Вы, однако, можете напомнить мне, что моим отступлениям в политику была предпослана весьма убедительная демонстрация того, что художник не понимает точки зрения обыкновенного человека на проблемы секса, так как ему неведомы затруднения обыкновенного человека в этой сфере. Сначала я доказываю, что все мои писания об отношениях полов непременно введут читателя в заблуждение, а затем преспокойно сочиняю пьесу о Дон Жуане. Что ж, если Вы станете спрашивать меня, отчего я веду себя столь нелепым образом, я отвечу, что Вы сами меня об этом просите, а кроме того, художнику моя интерпретация сей темы может показаться верной, любителю — забавной, а филистеру — более или менее понятной и потому, возможно, интересной.
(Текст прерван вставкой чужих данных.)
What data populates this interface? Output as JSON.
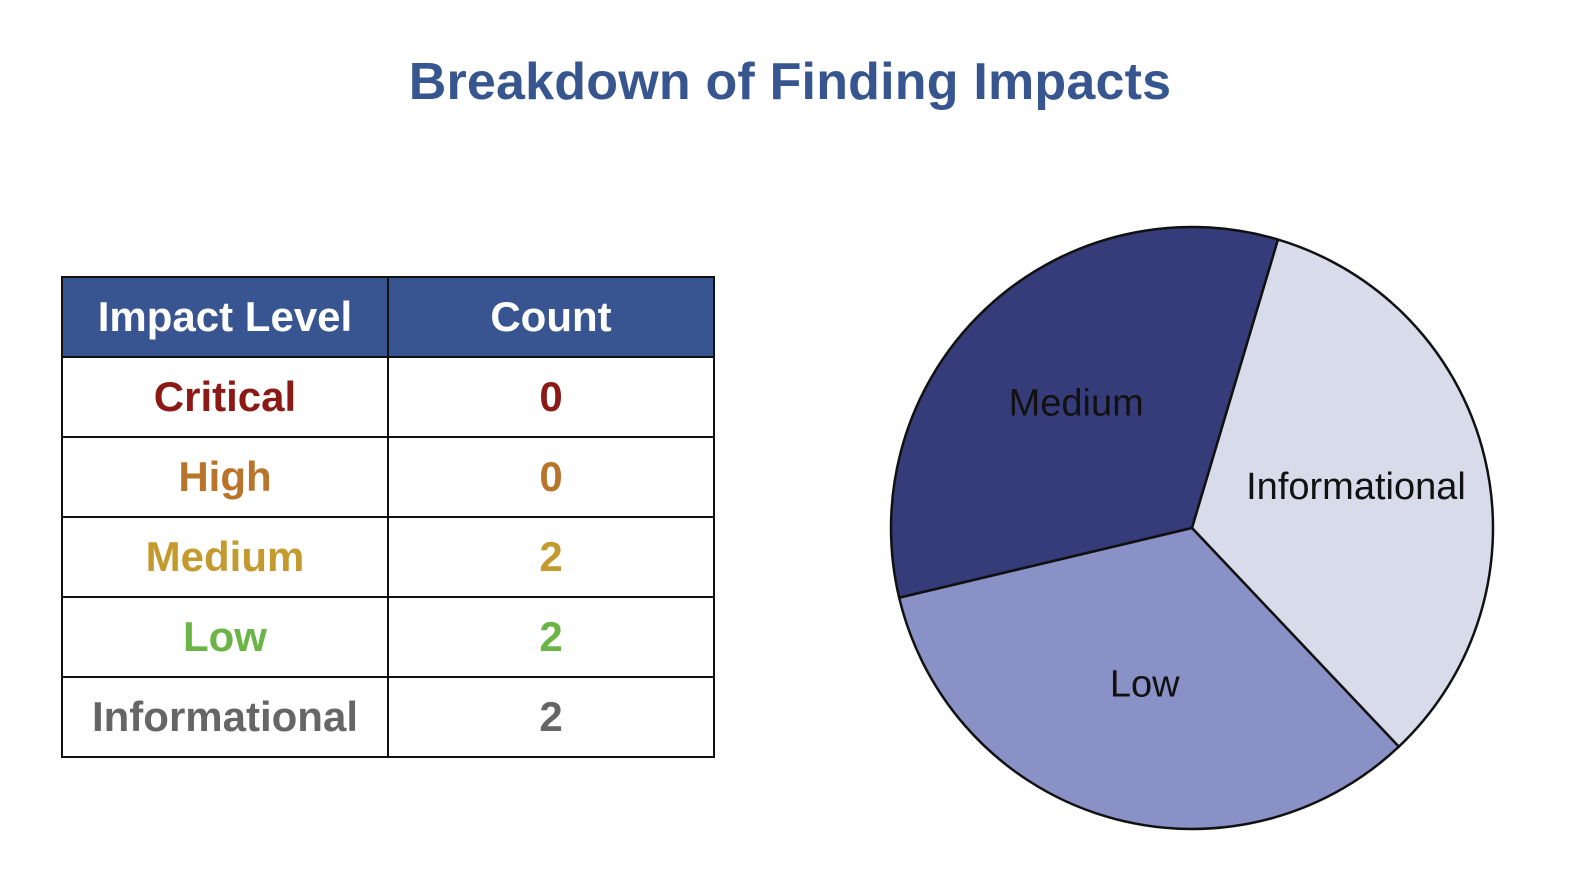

Всякий человек, записывающий свои иллюзии, поставляет информацию для подлинно научного психологического исследования, которого все еще ждет мир. Свой взгляд на отношения, существующие в нашем весьма цивилизованном обществе между мужчиной и женщиной, я излагаю без всяких претензий: он ничем не лучше любого другого — ни верен, ни фальшив, но, надеюсь, расставляет в знакомом логическом порядке немалое количество фактов и переживаний, небезынтересных для Вас, а может быть и для театральных зрителей Лондона. Сочиняя эту пьесу, я, конечно, не слишком считался со зрителями, но я знаю, что зрители весьма дружески относятся к нам с Вами — во всяком случае те, кто знает о нашем существовании, — и прекрасно понимают, что написанное для Вас окажется, разумеется, слишком сложным для романтического простака в театральном зале. Книги мои публика читает, талант мой признает безусловно и верит, что все мои произведения заслуживают похвалы. Так что мы с Вами можем преспокойно оставаться на своих недосягаемых высотах и развлекаться, сколько нашей душе угодно, и если какой-нибудь господин заявит, что ни сие посвятительное послание, ни сон Дон Жуана в третьем акте данной комедии не пригодны для немедленной постановки в театре, мы не обязаны ему возражать. Наполеон созвал для Тальма[75] полный партер королей, но какой эффект это произвело на игру Тальма, нам неизвестно. Что до меня, то мне всегда хотелось наполнить мой партер философами, и данная пьеса написана как раз для такого партера.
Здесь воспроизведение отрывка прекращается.